Paylaş
“Fikir Sofrası” adı altında toplantılar düzenleyen organizasyon, 1. yılı kutlarken, ilk kez İstanbul dışına taşarak, 10. Toplantısını Mardin’de gerçekleştirdi. Mardin’in seçilmesinin nedeni de kardeşlik ve birliktelik vurgusu idi.
Toplantının ana konuğu olan Maliye Bakanı Mehmet Şimşek yaklaşık 2,5 saat boyunca katılımcıların sorularını yanıtladı. Fikir sofrası organizasyonlarında gizlilik kuralları geçerli olduğu için Bakan Şimşek’in söylediklerini aktaramıyoruz ama edindiğim genel izlenimleri aktarmak isterim.
Her şeyden önce hükümetin yapısal reform olarak da adlandırılacak tedbirlere büyük önem verdiğini, daha doğrusu öneminin iyice arttığını gözlemliyorum. Şimşek’in söylediklerinden çıkardığım kadarıyla; seçimlere giderken de bu yapısal tedbirler Hükümetin bir kozu olarak kullanılacak. Birçok mikro tedbirin yer almasını beklediğimiz bu paketi Başbakan Ahmet Davutoğlu açıklayacağı için, bakanlar da hazırlıkları tamamlanan yapısal tedbir alanlarında bile somut olarak konuşmaktan kaçınıyorlar. Şimşek de bu toplantıda yine, tüm sorulara rağmen alınacak önlemleri üstü kapalı geçti ama bu çalışmaların iyice hızlandığı, bu arada takvimlerin öne çekilmeye çalışıldığı anlaşılıyor.
Hangi alanlarda yoğunlaşılacak derseniz, daha önceden de açıklanmıştı; kayıt dışı ekonomiyle mücadeleden, istihdama, oradan bürokrasinin azaltılmasına kadar birçok alanda reformlar planlanıyor. Kamuoyuna anlatılırken planın ilk kez bu kadar kapsamlı olması ve ilk kez belirli adımların takvim verilerek gerçekleşeceği noktaları üzerinde özellikle durulacağı anlaşılıyor.
Hükümet, Gezi olayları ve 17 Aralık olaylarıyla, özellikle dış kamuoyunda itibarın ciddi biçimde zedelendiğinin farkında ve itibarını yeniden kazanmak, özellikle yabancılara güven verebilmek için bu paketi kullanacak gözüküyor.

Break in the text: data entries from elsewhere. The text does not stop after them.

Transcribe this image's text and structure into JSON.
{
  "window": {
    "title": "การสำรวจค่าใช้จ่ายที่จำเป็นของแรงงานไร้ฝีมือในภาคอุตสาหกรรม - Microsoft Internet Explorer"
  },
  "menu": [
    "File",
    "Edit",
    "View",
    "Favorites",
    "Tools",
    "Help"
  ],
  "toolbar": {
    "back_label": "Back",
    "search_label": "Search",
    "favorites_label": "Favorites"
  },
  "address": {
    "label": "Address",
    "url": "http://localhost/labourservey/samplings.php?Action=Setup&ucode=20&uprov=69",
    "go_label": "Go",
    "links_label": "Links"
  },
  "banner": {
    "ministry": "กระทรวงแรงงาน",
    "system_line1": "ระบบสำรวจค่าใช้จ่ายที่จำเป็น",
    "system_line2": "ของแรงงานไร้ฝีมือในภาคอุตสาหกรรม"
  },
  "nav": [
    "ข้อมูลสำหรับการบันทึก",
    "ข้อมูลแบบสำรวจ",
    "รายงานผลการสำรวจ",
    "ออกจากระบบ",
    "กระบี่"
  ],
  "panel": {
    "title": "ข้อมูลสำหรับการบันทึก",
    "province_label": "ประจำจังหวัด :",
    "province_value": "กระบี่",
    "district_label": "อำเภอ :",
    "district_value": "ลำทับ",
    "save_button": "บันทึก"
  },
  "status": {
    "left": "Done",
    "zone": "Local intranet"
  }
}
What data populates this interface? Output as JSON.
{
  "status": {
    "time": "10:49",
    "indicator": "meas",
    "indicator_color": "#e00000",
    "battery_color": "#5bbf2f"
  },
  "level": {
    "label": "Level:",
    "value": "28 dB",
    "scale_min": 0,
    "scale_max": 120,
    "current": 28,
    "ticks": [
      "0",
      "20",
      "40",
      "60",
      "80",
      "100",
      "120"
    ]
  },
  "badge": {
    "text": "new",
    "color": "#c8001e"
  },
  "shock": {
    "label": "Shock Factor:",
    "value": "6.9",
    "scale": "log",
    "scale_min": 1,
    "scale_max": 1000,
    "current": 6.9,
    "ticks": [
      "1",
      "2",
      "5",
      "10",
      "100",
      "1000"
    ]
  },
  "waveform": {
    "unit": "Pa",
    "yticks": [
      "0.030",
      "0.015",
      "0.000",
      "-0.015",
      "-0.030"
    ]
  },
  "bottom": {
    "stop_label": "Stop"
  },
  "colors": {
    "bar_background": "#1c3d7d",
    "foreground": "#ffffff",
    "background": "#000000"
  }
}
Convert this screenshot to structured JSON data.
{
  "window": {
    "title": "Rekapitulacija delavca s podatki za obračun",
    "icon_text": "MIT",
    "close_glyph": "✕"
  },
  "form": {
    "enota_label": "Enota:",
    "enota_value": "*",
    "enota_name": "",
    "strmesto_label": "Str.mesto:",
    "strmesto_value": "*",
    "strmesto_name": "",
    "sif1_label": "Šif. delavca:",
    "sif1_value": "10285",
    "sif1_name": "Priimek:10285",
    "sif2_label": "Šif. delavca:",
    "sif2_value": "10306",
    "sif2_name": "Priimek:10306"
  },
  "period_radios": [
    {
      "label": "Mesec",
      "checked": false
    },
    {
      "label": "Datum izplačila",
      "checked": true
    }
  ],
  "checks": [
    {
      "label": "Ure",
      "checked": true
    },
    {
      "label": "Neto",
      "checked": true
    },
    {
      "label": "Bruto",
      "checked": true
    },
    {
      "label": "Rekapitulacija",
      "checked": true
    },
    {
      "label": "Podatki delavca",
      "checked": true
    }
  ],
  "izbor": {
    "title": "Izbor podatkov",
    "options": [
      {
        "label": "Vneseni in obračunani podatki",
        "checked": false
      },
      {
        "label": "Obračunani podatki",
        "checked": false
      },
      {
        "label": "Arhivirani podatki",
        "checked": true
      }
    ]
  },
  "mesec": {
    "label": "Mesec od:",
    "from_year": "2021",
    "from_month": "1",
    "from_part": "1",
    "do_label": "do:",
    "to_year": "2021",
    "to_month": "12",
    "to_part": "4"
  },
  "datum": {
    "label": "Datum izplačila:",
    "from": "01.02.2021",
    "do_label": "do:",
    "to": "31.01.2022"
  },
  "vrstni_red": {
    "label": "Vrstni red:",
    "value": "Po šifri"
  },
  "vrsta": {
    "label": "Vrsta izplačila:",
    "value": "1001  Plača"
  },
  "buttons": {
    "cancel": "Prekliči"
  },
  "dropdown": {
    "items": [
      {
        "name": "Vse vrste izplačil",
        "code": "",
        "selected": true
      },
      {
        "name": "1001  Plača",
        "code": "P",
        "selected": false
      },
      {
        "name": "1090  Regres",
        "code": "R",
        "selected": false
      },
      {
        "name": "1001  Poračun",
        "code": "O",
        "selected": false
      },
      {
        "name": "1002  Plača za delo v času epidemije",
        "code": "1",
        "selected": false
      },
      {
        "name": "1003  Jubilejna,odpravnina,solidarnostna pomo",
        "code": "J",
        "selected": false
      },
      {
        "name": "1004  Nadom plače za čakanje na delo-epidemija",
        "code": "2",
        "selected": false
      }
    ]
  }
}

ÖNÜMÜZDEKİ DÖNEME İLİŞKİN BELİRSİZLİK
Bakan Şimşek’e gelen sorular arasında, doğal olarak, önümüzdeki döneme ilişkin beklentileri de ağırlıktaydı. Bakanın tüm dünyadaki muhtemel ekonomik gelişmeler, Avrupa’daki durum, gelişmekte olan ülkelerdeki muhtemel sıkıntılar üzerinde durarak geniş bir ufuk turu yaptığını söyleyebiliriz. Böylece ekonomi yönetiminin önümüzdeki döneme nasıl baktığının da ipuçlarını aldık.
Küresel gelişmelerin yanında İŞİD olaylarının etkisiyle bölgede yaşanacak gelişmeler üzerinde duruldu ancak Bakan Şimşek kendi konusu olmadığını belirterek bu konuda fazla yorum yapmaktan da kaçındı.
Tüm dünya ekonomilerindeki gibi belirsizlik dönemi yaşanacağı, bunun yanısıra bazı ülkelerden Türkiye aleyhinde hareketlerin de arttığı bir döneme girildiği söyleniyor. Buradaki bence olumlu bakış; dışarıdan aleyhte propagandalar olmasına rağmen, Bakan Şimşek ve belli ki onun de içinde bulunduğu ekonomi yönetimi tarafından, “aleyhte kampanyalar olsa bile, onların eline koz vermemek, ellerindeki kozları da ellerinden almak” biçiminde düşünülmesi.
İşte bu tedbir paketine de belli ki bu kapsamda da özel önem veriliyor. Özetle bir yandan küresel belirsizliğe hazırlanmak, öte yandan Türkiye’nin elini kendisinin kuvvetlendirmesi gerekiyor ve yapısal tedbirlerin önemi bu nedenle daha da artmış durumda.
Umarım bu rasyonel bakış Hükümete ve tüm devlet yönetimine hakimdir.